Difference between Klingon and Tengwar
Mark E. Shoulson
mark at kli.org
Sun Sep 19 19:02:15 CDT 2021
On 9/19/21 11:13 AM, Sławomir Osipiuk via Unicode wrote:
> Additionally, the issue of "dignity" (or whatever one chooses to call
> it) is real. A script intended to aid the speakers of a natural
> language (especially a minority one), to preserve a centuries-old
> cultural history, or to assist people who cannot communicate via
> standard speech, will be seen as noble and positive. A script invented
> as part of a fictional work, and adopted only by eccentric fans of
> that work, will be seen generally as trivial and weird.
No disrespect intended to efforts to encode scripts for minority
languages, nor do I mean to equate the "suffering" of Klingon fans with
the needs of preserving real cultural identities.
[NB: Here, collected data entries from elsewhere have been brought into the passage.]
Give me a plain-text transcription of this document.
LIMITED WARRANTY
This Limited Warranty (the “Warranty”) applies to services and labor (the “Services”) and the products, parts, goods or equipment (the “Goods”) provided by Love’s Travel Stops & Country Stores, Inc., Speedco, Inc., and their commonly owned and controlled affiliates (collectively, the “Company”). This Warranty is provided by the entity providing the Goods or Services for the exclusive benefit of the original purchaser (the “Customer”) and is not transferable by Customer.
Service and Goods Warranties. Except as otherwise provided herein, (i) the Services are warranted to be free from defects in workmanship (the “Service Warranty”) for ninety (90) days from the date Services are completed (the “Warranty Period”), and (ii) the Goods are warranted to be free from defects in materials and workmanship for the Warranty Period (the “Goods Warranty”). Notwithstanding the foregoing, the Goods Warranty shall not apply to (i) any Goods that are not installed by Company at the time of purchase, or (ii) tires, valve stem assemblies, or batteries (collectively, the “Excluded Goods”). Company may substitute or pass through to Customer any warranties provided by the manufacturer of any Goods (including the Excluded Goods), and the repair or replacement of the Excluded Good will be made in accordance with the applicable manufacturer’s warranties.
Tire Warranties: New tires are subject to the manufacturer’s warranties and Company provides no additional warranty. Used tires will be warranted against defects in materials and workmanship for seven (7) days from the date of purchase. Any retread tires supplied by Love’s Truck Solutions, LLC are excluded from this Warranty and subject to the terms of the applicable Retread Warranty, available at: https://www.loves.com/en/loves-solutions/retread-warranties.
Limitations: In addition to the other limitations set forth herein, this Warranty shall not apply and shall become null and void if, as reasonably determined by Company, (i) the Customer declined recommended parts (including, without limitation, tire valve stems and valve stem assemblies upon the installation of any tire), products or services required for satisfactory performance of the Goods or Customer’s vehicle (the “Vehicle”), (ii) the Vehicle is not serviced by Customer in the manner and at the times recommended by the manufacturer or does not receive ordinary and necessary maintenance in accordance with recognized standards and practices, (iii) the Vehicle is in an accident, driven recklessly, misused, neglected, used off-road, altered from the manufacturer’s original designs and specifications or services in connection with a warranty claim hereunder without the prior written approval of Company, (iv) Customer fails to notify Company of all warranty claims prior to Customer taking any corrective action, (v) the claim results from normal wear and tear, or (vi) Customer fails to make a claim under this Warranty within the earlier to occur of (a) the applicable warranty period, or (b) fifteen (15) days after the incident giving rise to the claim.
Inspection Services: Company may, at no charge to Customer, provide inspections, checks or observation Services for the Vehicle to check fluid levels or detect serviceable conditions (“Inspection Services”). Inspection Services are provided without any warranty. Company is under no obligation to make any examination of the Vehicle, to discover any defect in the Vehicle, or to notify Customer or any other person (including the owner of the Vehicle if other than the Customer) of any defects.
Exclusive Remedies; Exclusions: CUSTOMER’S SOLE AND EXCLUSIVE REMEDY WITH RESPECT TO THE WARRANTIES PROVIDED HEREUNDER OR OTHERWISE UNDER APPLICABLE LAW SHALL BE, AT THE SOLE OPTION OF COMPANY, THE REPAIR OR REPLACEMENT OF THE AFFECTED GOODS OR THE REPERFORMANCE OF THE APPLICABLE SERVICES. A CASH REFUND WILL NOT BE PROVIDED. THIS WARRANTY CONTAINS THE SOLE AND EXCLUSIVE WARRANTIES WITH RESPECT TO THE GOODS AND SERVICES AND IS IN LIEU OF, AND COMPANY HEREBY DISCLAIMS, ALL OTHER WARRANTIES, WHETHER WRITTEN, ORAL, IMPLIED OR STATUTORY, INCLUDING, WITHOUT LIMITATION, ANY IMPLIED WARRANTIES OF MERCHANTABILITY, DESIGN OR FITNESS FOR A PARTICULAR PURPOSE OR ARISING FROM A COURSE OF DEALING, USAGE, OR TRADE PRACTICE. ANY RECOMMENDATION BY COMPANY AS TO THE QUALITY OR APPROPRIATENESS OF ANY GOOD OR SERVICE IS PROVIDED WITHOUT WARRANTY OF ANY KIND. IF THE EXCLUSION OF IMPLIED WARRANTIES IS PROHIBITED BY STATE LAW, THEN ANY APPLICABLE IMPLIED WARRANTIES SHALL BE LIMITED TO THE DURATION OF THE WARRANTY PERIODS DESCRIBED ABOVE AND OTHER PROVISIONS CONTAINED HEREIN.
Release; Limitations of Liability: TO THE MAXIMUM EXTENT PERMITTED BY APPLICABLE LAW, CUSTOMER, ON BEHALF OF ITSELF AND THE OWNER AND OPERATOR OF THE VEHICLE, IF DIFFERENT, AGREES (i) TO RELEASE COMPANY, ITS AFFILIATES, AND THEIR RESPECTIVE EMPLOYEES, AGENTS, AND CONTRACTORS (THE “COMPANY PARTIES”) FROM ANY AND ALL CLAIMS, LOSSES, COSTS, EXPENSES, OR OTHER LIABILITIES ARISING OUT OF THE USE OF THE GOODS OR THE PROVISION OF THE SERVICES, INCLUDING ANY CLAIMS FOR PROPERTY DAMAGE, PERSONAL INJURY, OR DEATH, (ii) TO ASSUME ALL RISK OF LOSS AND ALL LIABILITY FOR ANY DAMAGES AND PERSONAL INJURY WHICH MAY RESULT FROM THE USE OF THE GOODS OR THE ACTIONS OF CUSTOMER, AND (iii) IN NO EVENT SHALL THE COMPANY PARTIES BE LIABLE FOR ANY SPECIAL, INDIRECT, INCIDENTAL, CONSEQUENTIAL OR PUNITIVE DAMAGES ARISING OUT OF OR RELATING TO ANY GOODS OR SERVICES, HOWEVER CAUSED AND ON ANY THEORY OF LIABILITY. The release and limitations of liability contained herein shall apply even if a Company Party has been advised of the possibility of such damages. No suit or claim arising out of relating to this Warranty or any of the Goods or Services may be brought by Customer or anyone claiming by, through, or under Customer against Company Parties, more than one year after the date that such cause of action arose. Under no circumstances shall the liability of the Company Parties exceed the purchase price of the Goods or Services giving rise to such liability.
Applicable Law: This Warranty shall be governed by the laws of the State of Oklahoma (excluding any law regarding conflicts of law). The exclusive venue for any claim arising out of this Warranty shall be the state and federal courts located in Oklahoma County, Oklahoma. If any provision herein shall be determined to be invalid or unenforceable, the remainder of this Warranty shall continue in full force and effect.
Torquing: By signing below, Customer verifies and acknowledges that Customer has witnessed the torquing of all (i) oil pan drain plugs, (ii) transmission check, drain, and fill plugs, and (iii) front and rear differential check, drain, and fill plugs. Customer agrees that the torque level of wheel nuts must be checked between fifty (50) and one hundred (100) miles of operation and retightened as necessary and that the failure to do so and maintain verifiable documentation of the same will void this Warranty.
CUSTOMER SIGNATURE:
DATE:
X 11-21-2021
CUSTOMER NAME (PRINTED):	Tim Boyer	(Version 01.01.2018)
But just because some
people think it's weird or wrong isn't a reason not to do it, as we have
seen numerous times with Unicode already. I've already quoted my
conversation with someone who believes that emoji are "trivial and
weird." There are people out there who strongly disapprove of/hate
Yezidis (ISIL disapproves them to death in large numbers), Muslims
(there's plenty of Islamophobia still in the world), Christians (talk to
ISIL again, or the Taliban), but we still encoded Yezidi, Arabic (and
still adding bits and pieces of Qur'anic typography), and Latin (even
special characters for one particular Christian religious tract (the
Ormulum)). Those people are haters and don't count? All this is "no
true Scotsman" argumentation: nobody "important" hates those people.
Your arguments would have rang just as true in the 1960s arguing against
civil rights, because it makes people feel weird. (Again, not trying to
draw a comparison to our case, but to the similarity in the argument.)